AT&T/L3 interconnect?

While jumping on the wagon of poking at a particular 175.x.x.x address, I noticed something in my trace:

10 5 ms 5 ms 5 ms att-level3-30G.washingtondc.level3.net [4.68.62.30]
11 73 ms 72 ms 73 ms cr2.wswdc.ip.att.net [12.122.84.82]
12 74 ms 74 ms 75 ms cr1.cgcil.ip.att.net [12.122.18.21]
13 72 ms 72 ms 72 ms cr2.dvmco.ip.att.net [12.122.31.85]
14 73 ms 72 ms 73 ms cr1.slkut.ip.att.net [12.122.30.25]
15 73 ms 72 ms 72 ms cr2.la2ca.ip.att.net [12.122.30.30]
16 72 ms 72 ms 72 ms cr84.la2ca.ip.att.net [12.123.30.249]
17 73 ms 73 ms 73 ms gar1.lsrca.ip.att.net [12.122.129.121]

Does anyone happen to know where the other end of this tunnel is that magically everything from a DC-DC hop to a DC-LA hop are all exactly 73ms?

thanks,

DJ

http://www.nanog.org/meetings/nanog45/presentations/Sunday/RAS_traceroute_N45.pdf

http://www.nanog.org/meetings/nanog45/presentations/Sunday/RAS_traceroute_N45.pdf

I'd have thought I didn't need to provide credentials in NANOG, but apparently one stays quiet too long and you're a noob.

First, to those who have given me basic mpls, traceroute and ip primers by off list email, thank you. It's not necessary. I appreciate your willingness to help out the community.

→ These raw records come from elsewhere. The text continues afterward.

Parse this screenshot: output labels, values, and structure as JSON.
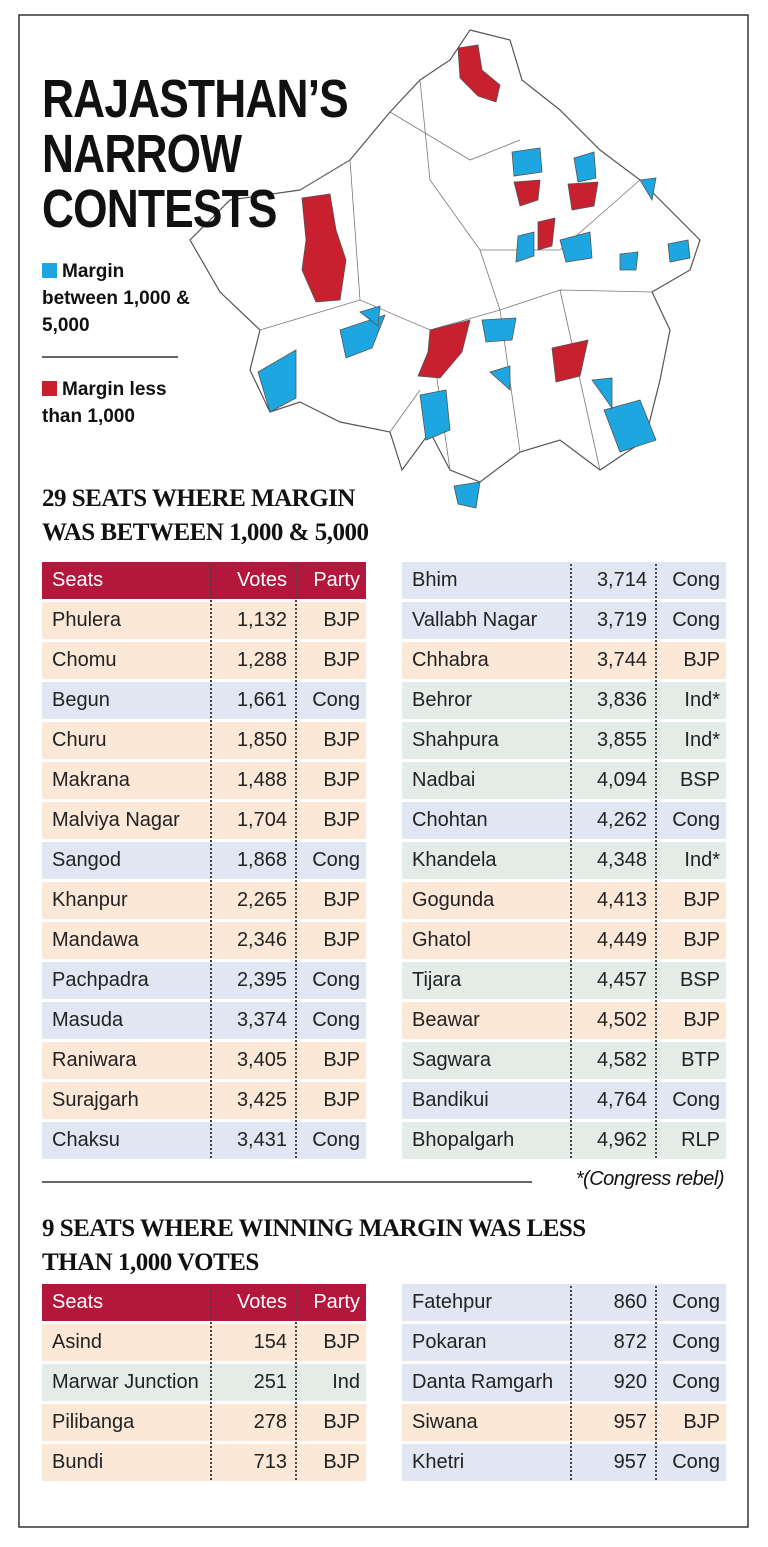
{
  "title_lines": [
    "RAJASTHAN’S",
    "NARROW",
    "CONTESTS"
  ],
  "legend": [
    {
      "label": "Margin between 1,000 & 5,000",
      "color": "#1ea6e0"
    },
    {
      "label": "Margin less than 1,000",
      "color": "#c8202f"
    }
  ],
  "row_colors": {
    "BJP": "#fbe8d6",
    "Cong": "#e0e7f3",
    "Ind": "#e3ece7",
    "Ind*": "#e3ece7",
    "BSP": "#e3ece7",
    "BTP": "#e3ece7",
    "RLP": "#e3ece7"
  },
  "header_color": "#b3173b",
  "section1": {
    "heading_lines": [
      "29 SEATS WHERE MARGIN",
      "WAS BETWEEN  1,000 & 5,000"
    ],
    "columns": [
      "Seats",
      "Votes",
      "Party"
    ],
    "rows": [
      [
        "Phulera",
        "1,132",
        "BJP"
      ],
      [
        "Chomu",
        "1,288",
        "BJP"
      ],
      [
        "Begun",
        "1,661",
        "Cong"
      ],
      [
        "Churu",
        "1,850",
        "BJP"
      ],
      [
        "Makrana",
        "1,488",
        "BJP"
      ],
      [
        "Malviya Nagar",
        "1,704",
        "BJP"
      ],
      [
        "Sangod",
        "1,868",
        "Cong"
      ],
      [
        "Khanpur",
        "2,265",
        "BJP"
      ],
      [
        "Mandawa",
        "2,346",
        "BJP"
      ],
      [
        "Pachpadra",
        "2,395",
        "Cong"
      ],
      [
        "Masuda",
        "3,374",
        "Cong"
      ],
      [
        "Raniwara",
        "3,405",
        "BJP"
      ],
      [
        "Surajgarh",
        "3,425",
        "BJP"
      ],
      [
        "Chaksu",
        "3,431",
        "Cong"
      ],
      [
        "Bhim",
        "3,714",
        "Cong"
      ],
      [
        "Vallabh Nagar",
        "3,719",
        "Cong"
      ],
      [
        "Chhabra",
        "3,744",
        "BJP"
      ],
      [
        "Behror",
        "3,836",
        "Ind*"
      ],
      [
        "Shahpura",
        "3,855",
        "Ind*"
      ],
      [
        "Nadbai",
        "4,094",
        "BSP"
      ],
      [
        "Chohtan",
        "4,262",
        "Cong"
      ],
      [
        "Khandela",
        "4,348",
        "Ind*"
      ],
      [
        "Gogunda",
        "4,413",
        "BJP"
      ],
      [
        "Ghatol",
        "4,449",
        "BJP"
      ],
      [
        "Tijara",
        "4,457",
        "BSP"
      ],
      [
        "Beawar",
        "4,502",
        "BJP"
      ],
      [
        "Sagwara",
        "4,582",
        "BTP"
      ],
      [
        "Bandikui",
        "4,764",
        "Cong"
      ],
      [
        "Bhopalgarh",
        "4,962",
        "RLP"
      ]
    ],
    "footnote": "*(Congress rebel)"
  },
  "section2": {
    "heading_lines": [
      "9 SEATS WHERE WINNING MARGIN WAS LESS",
      "THAN 1,000 VOTES"
    ],
    "columns": [
      "Seats",
      "Votes",
      "Party"
    ],
    "rows": [
      [
        "Asind",
        "154",
        "BJP"
      ],
      [
        "Marwar Junction",
        "251",
        "Ind"
      ],
      [
        "Pilibanga",
        "278",
        "BJP"
      ],
      [
        "Bundi",
        "713",
        "BJP"
      ],
      [
        "Fatehpur",
        "860",
        "Cong"
      ],
      [
        "Pokaran",
        "872",
        "Cong"
      ],
      [
        "Danta Ramgarh",
        "920",
        "Cong"
      ],
      [
        "Siwana",
        "957",
        "BJP"
      ],
      [
        "Khetri",
        "957",
        "Cong"
      ]
    ]
  }
}
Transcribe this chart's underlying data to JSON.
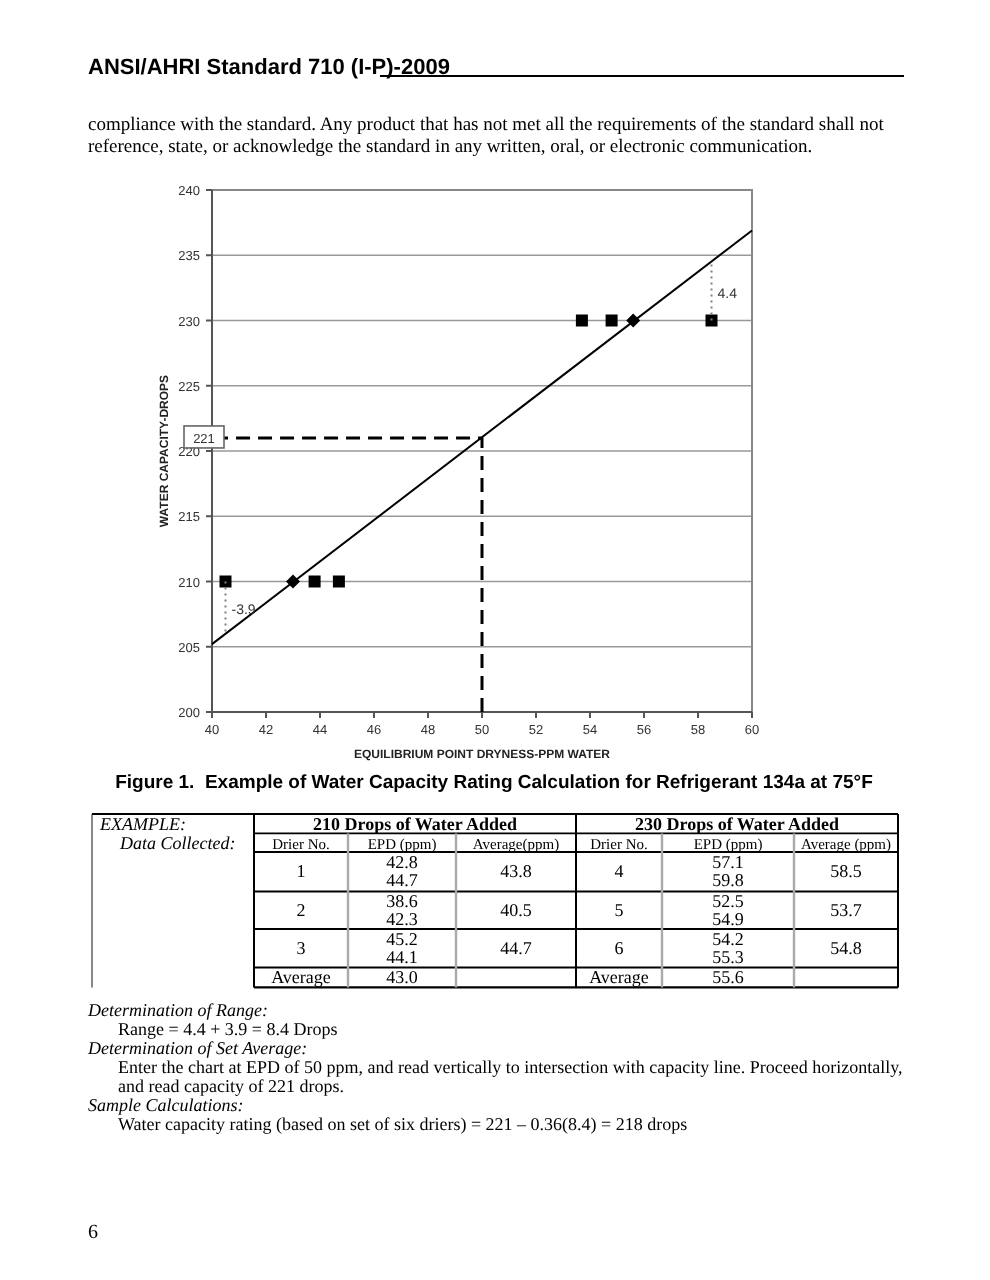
{
  "chart_data": {
    "type": "line",
    "title": "Figure 1.  Example of Water Capacity Rating Calculation for Refrigerant 134a at 75°F",
    "xlabel": "EQUILIBRIUM POINT DRYNESS-PPM WATER",
    "ylabel": "WATER CAPACITY-DROPS",
    "xlim": [
      40,
      60
    ],
    "ylim": [
      200,
      240
    ],
    "xticks": [
      40,
      42,
      44,
      46,
      48,
      50,
      52,
      54,
      56,
      58,
      60
    ],
    "yticks": [
      200,
      205,
      210,
      215,
      220,
      225,
      230,
      235,
      240
    ],
    "grid": "y",
    "series": [
      {
        "type": "line",
        "color": "#000000",
        "line_style": "solid",
        "marker": "none",
        "x": [
          40,
          60
        ],
        "values": [
          205.2,
          236.9
        ]
      },
      {
        "type": "scatter",
        "color": "#000000",
        "marker": "square",
        "x": [
          40.5,
          43.8,
          44.7,
          53.7,
          54.8,
          58.5
        ],
        "values": [
          210,
          210,
          210,
          230,
          230,
          230
        ]
      },
      {
        "type": "scatter",
        "color": "#000000",
        "marker": "diamond",
        "x": [
          43.0,
          55.6
        ],
        "values": [
          210,
          230
        ]
      },
      {
        "type": "line",
        "color": "#000000",
        "line_style": "dashed",
        "marker": "none",
        "x": [
          50,
          50,
          40
        ],
        "values": [
          200,
          221,
          221
        ]
      },
      {
        "type": "line",
        "color": "#808080",
        "line_style": "dotted",
        "marker": "none",
        "x": [
          58.5,
          58.5
        ],
        "values": [
          230,
          234.4
        ]
      },
      {
        "type": "line",
        "color": "#808080",
        "line_style": "dotted",
        "marker": "none",
        "x": [
          40.5,
          40.5
        ],
        "values": [
          210,
          206.1
        ]
      }
    ],
    "annotations": [
      {
        "text": "4.4",
        "x": 58.5,
        "y": 232.2
      },
      {
        "text": "-3.9",
        "x": 40.5,
        "y": 208
      },
      {
        "text": "221",
        "x": 40,
        "y": 221
      },
      "ANSI/AHRI Standard 710 (I-P)-2009",
      "compliance with the standard.  Any product that has not met all the requirements of the standard shall not reference, state, or acknowledge the standard in any written, oral, or electronic communication.",
      "EXAMPLE:",
      "Data Collected:",
      "210 Drops of Water Added",
      "230 Drops of Water Added",
      "Drier No.",
      "EPD (ppm)",
      "Average(ppm)",
      "Drier No.",
      "EPD (ppm)",
      "Average (ppm)",
      "1",
      "42.8",
      "44.7",
      "43.8",
      "4",
      "57.1",
      "59.8",
      "58.5",
      "2",
      "38.6",
      "42.3",
      "40.5",
      "5",
      "52.5",
      "54.9",
      "53.7",
      "3",
      "45.2",
      "44.1",
      "44.7",
      "6",
      "54.2",
      "55.3",
      "54.8",
      "Average",
      "43.0",
      "Average",
      "55.6",
      "Determination of Range:",
      "Range = 4.4 + 3.9 = 8.4 Drops",
      "Determination of Set Average:",
      "Enter the chart at EPD of 50 ppm, and read vertically to intersection with capacity line.  Proceed horizontally, and read capacity of 221 drops.",
      "Sample Calculations:",
      "Water capacity rating (based on set of six driers) = 221 – 0.36(8.4) = 218 drops",
      "6"
    ]
  }
}
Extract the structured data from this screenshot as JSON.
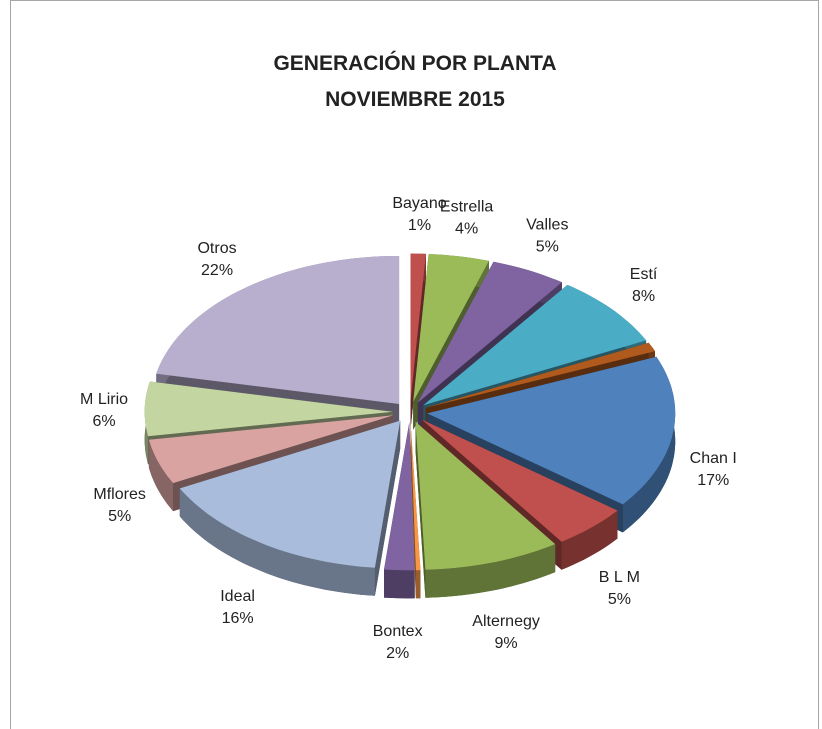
{
  "chart_data": {
    "type": "pie",
    "title": "GENERACIÓN  POR  PLANTA",
    "subtitle": "NOVIEMBRE   2015",
    "categories": [
      "Bayano",
      "Estrella",
      "Valles",
      "Estí",
      null,
      "Chan I",
      "B L M",
      "Alternegy",
      null,
      "Bontex",
      "Ideal",
      "Mflores",
      "M Lirio",
      "Otros"
    ],
    "values": [
      1,
      4,
      5,
      8,
      1,
      17,
      5,
      9,
      0.3,
      2,
      16,
      5,
      6,
      22
    ],
    "value_labels": [
      "1%",
      "4%",
      "5%",
      "8%",
      null,
      "17%",
      "5%",
      "9%",
      null,
      "2%",
      "16%",
      "5%",
      "6%",
      "22%"
    ],
    "colors": [
      "#c0504d",
      "#9bbb59",
      "#8064a2",
      "#4bacc6",
      "#b05a1e",
      "#4f81bd",
      "#c0504d",
      "#9bbb59",
      "#f79646",
      "#8064a2",
      "#a9bcdc",
      "#d9a3a2",
      "#c3d6a2",
      "#b8afcf"
    ]
  }
}
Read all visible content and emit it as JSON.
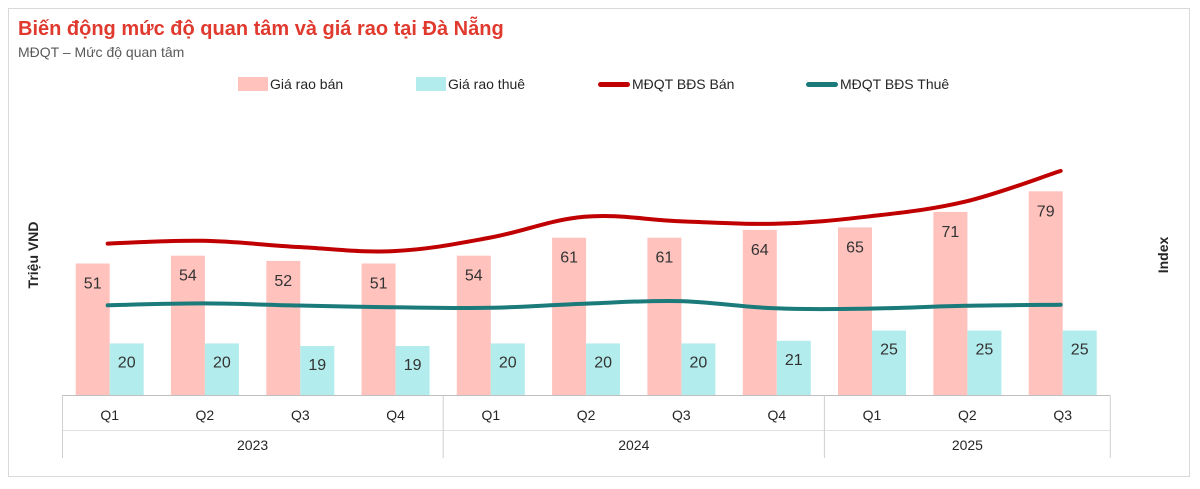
{
  "chart_data": {
    "type": "bar",
    "title": "Biến động mức độ quan tâm và giá rao tại Đà Nẵng",
    "subtitle": "MĐQT – Mức độ quan tâm",
    "ylabel_left": "Triệu VND",
    "ylabel_right": "Index",
    "categories": [
      "Q1",
      "Q2",
      "Q3",
      "Q4",
      "Q1",
      "Q2",
      "Q3",
      "Q4",
      "Q1",
      "Q2",
      "Q3"
    ],
    "years": [
      {
        "label": "2023",
        "count": 4
      },
      {
        "label": "2024",
        "count": 4
      },
      {
        "label": "2025",
        "count": 3
      }
    ],
    "ylim_left": [
      0,
      95
    ],
    "legend_position": "top",
    "bar_series": [
      {
        "name": "Giá rao bán",
        "values": [
          51,
          54,
          52,
          51,
          54,
          61,
          61,
          64,
          65,
          71,
          79
        ],
        "color": "#ffc2bd",
        "label_color": "#333333"
      },
      {
        "name": "Giá rao thuê",
        "values": [
          20,
          20,
          19,
          19,
          20,
          20,
          20,
          21,
          25,
          25,
          25
        ],
        "color": "#b3ecec",
        "label_color": "#333333"
      }
    ],
    "line_series": [
      {
        "name": "MĐQT BĐS Bán",
        "values": [
          58.7,
          59.8,
          57.4,
          55.8,
          60.9,
          69.1,
          67.4,
          66.4,
          69.3,
          75.0,
          86.9
        ],
        "color": "#c00000",
        "axis": "right"
      },
      {
        "name": "MĐQT BĐS Thuê",
        "values": [
          34.8,
          35.5,
          34.7,
          34.0,
          33.8,
          35.4,
          36.4,
          33.6,
          33.5,
          34.6,
          35.0
        ],
        "color": "#1b7a7a",
        "axis": "right"
      }
    ],
    "ylim_right": [
      0,
      95
    ]
  }
}
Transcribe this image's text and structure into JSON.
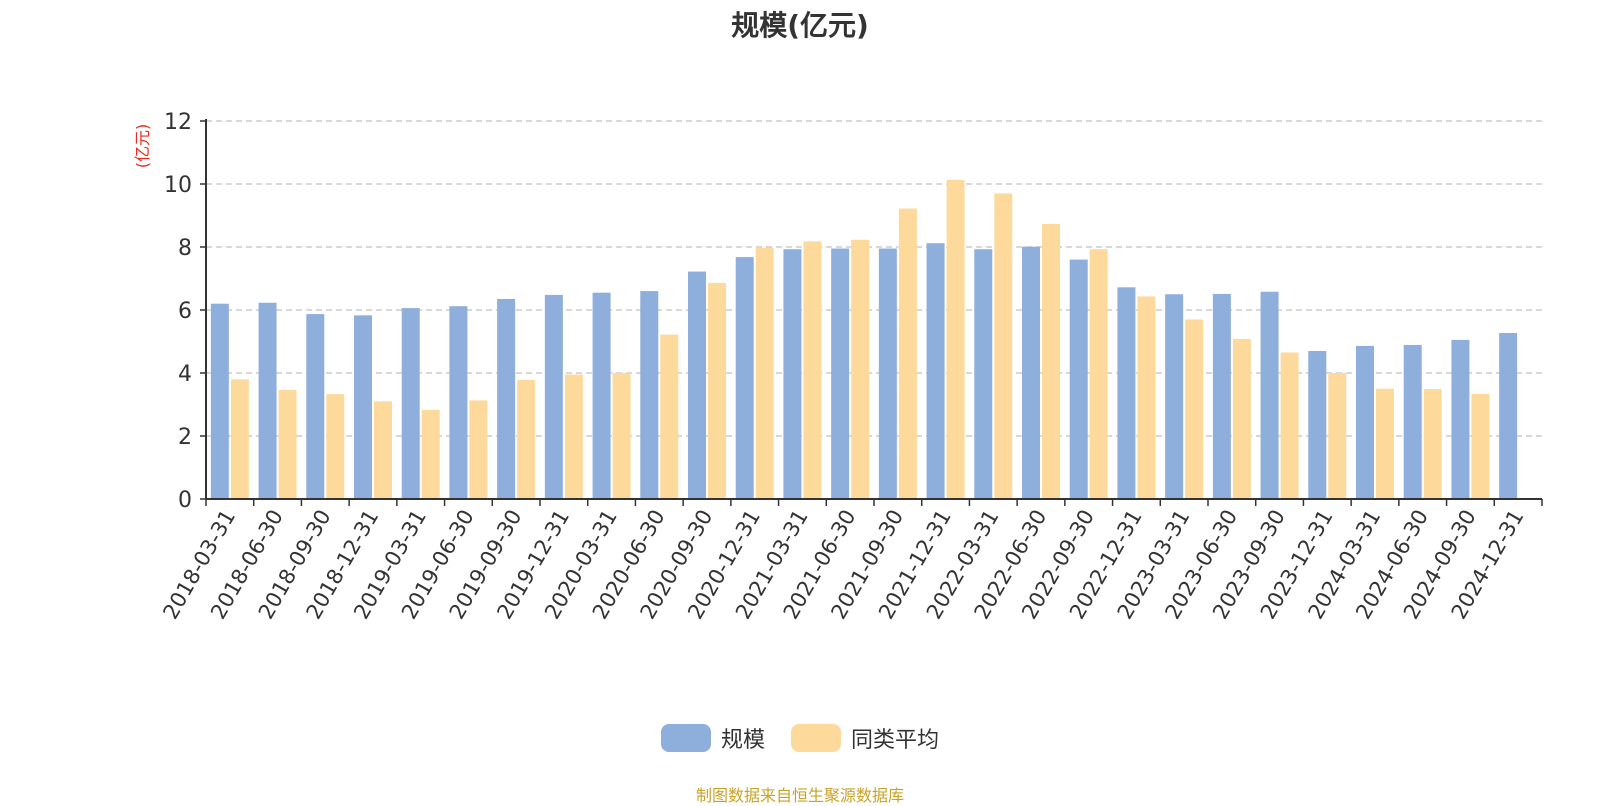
{
  "chart_data": {
    "type": "bar",
    "title": "规模(亿元)",
    "ylabel": "(亿元)",
    "ylim": [
      0,
      12
    ],
    "yticks": [
      0,
      2,
      4,
      6,
      8,
      10,
      12
    ],
    "grid": true,
    "legend_position": "bottom",
    "categories": [
      "2018-03-31",
      "2018-06-30",
      "2018-09-30",
      "2018-12-31",
      "2019-03-31",
      "2019-06-30",
      "2019-09-30",
      "2019-12-31",
      "2020-03-31",
      "2020-06-30",
      "2020-09-30",
      "2020-12-31",
      "2021-03-31",
      "2021-06-30",
      "2021-09-30",
      "2021-12-31",
      "2022-03-31",
      "2022-06-30",
      "2022-09-30",
      "2022-12-31",
      "2023-03-31",
      "2023-06-30",
      "2023-09-30",
      "2023-12-31",
      "2024-03-31",
      "2024-06-30",
      "2024-09-30",
      "2024-12-31"
    ],
    "series": [
      {
        "name": "规模",
        "color": "#8EAEDB",
        "values": [
          6.2,
          6.23,
          5.87,
          5.83,
          6.06,
          6.12,
          6.35,
          6.48,
          6.55,
          6.6,
          7.22,
          7.68,
          7.93,
          7.95,
          7.95,
          8.12,
          7.93,
          8.01,
          7.6,
          6.72,
          6.5,
          6.51,
          6.58,
          4.7,
          4.86,
          4.89,
          5.05,
          5.27
        ]
      },
      {
        "name": "同类平均",
        "color": "#FDD99B",
        "values": [
          3.8,
          3.46,
          3.33,
          3.1,
          2.83,
          3.13,
          3.78,
          3.95,
          4.0,
          5.22,
          6.86,
          7.98,
          8.18,
          8.23,
          9.22,
          10.13,
          9.7,
          8.73,
          7.93,
          6.43,
          5.7,
          5.08,
          4.65,
          4.0,
          3.5,
          3.49,
          3.34,
          null
        ]
      }
    ]
  },
  "source_text": "制图数据来自恒生聚源数据库"
}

Second, I *know* that the traceroute I pasted a bit of has to do with mpls magic (or similar). That's why I used the word tunnel. I wasn't asking *how* it was done. I'm quiet capable of performing the same magic. I just wanted to know if anyone off the top of their head knew *where* the packets were magically popping back into the ether... LA, Nevada, Denver. That's all. A physical location or a router IP would have been a perfectly wonderful answer.

Again, thank you (all) for your time. Apologies for the distraction. If you aren't someone who knows this very specific piece of information, my message probably wasn't for you.

DJ

Hey Deepak,

Sorry, but they're actually right. Read the section on icmp tunneling,
it explains exactly how and why you're seeing this behavior. :slight_smile:

The return packets pop our at the end of the lsp, which is clearly
in LA (or thereabouts, whatever lsrca is probably).